The world of college admissions as we know it will never be the same. In the three years since the Varsity Blues scandal exposed the cynical “side door” to college admissions, all eight Ivy League universities have joined massive state college systems like Cal State University in abandoning standardized tests. Amherst became the latest selective school to eliminate legacy admissions. And affirmative action will likely be struck down by the Supreme Court.
These shifts reflect the fact that society at large has lost faith in the college admissions process. But while colleges themselves now recognize that they must replace a system widely acknowledged to be exclusionary, biased, and inefficient, they’re trying to solve the problem by relying on highly subjective metrics that differ greatly by high school—like grades, personal statements, and letters of recommendation. A growing body of research indicates that going “test-optional” doesn’t increase the socioeconomic diversity of the student body, and wealthy students still submit test scores much more often than their counterparts who grew up in lower income quintiles—which, despite colleges’ claims to the contrary, still seems to give them a leg up in the admissions process. The other screening mechanisms colleges are using to replace standardized tests may have actually tilted the scale further away from meritocratic admissions.

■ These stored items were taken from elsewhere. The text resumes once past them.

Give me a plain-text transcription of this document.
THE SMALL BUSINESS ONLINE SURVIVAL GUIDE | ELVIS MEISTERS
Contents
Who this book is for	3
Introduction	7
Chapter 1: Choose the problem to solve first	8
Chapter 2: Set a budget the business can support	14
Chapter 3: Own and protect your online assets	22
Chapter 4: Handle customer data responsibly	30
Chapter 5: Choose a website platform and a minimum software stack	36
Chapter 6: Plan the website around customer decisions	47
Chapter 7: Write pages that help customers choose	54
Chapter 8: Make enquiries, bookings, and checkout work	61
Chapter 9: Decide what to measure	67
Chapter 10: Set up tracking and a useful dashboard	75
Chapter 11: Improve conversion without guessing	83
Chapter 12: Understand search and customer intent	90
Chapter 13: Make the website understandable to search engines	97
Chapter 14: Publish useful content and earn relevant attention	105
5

In short, few colleges are taking the step of actively seeking new ways to welcome students from the communities that are historically underrepresented in higher education. If they really want to build a better admissions system, schools will have to think much bigger than just replacing standardized tests with other proxies that still give rich families an advantage.
Some organizations are already demonstrating what’s possible when colleges start to think bigger. Consider the National Education Equity Lab’s initiative to enroll low-income high school students in an online Harvard course: 89% of them passed, and many have gone on to colleges they didn’t even imagine applying to beforehand. Elite universities could open up similar low-cost online courses, bolstered by in-person support and mentorship, at every school in the country. These colleges could skip the SAT, but invite formal applications from the top 10 percent of performers in those courses—not unlike the way things already work in Texas, where the top 10% of students in all high schools in the state are guaranteed admission to the most selective public universities. The Common App is taking a similar step, partnering with a select group of colleges to proactively offer admission to students based on grades and scores alone.
Ultimately, the world of college admissions should probably look less like it does now and more like Cerebro, the invention from Marvel’s X-Men comics that can find superpowered mutants anywhere in the world. Shouldn’t we be working on building the tools to help colleges find the country’s best and brightest, no matter where they come from?
It would be (relatively) easy, for example, for colleges to build a system to proactively identify budding robotics engineers by targeting top-ranked Lego builders, or student-built novel software programs built on repl.it. What about finding future financiers from the cryptocurrency community, or using Twitter to find the next generation of political scientists? What if we used social media reach as a metric of creative potential? The next Martin Scorsese is more likely to be an active social media tycoon with millions of followers on TikTok than a middling student whose parent happened to go to an elite school.
Employers, always ahead of the game, are already coming up with unconventional recruitment methods. In 2016, Goldman Sachs replaced on-campus first round interviews with pre-hire assessments to identify candidates from a broad range of schools, recognizing that the Ivy League was not creating a sufficient talent pool. Platforms like HackerRank have 11 million coders competing for top jobs, and job screening for positions from flight attendant to McKinsey analyst is no longer dependent on “fill in the bubble” tests. Companies like Entelo are helping employers identify talented workers who may not even be looking for a job. Even the state of Maryland recently committed to removing college degrees from many of its job postings altogether.
Of course, none of these ideas are silver bullets to the pervasive inequities in our education system. No single algorithm or strategy should be solely responsible for letting students into college, and we need to work proactively to ensure that any tools used for such a purpose avoid the all-too-common pitfalls of bias and shortsightedness. But that doesn’t mean we can’t find new ways to source unique talent and use emerging technology to help select diamonds in the rough. If we do, how many students who would otherwise have gone undiscovered will gain access to elite higher education’s hallowed halls?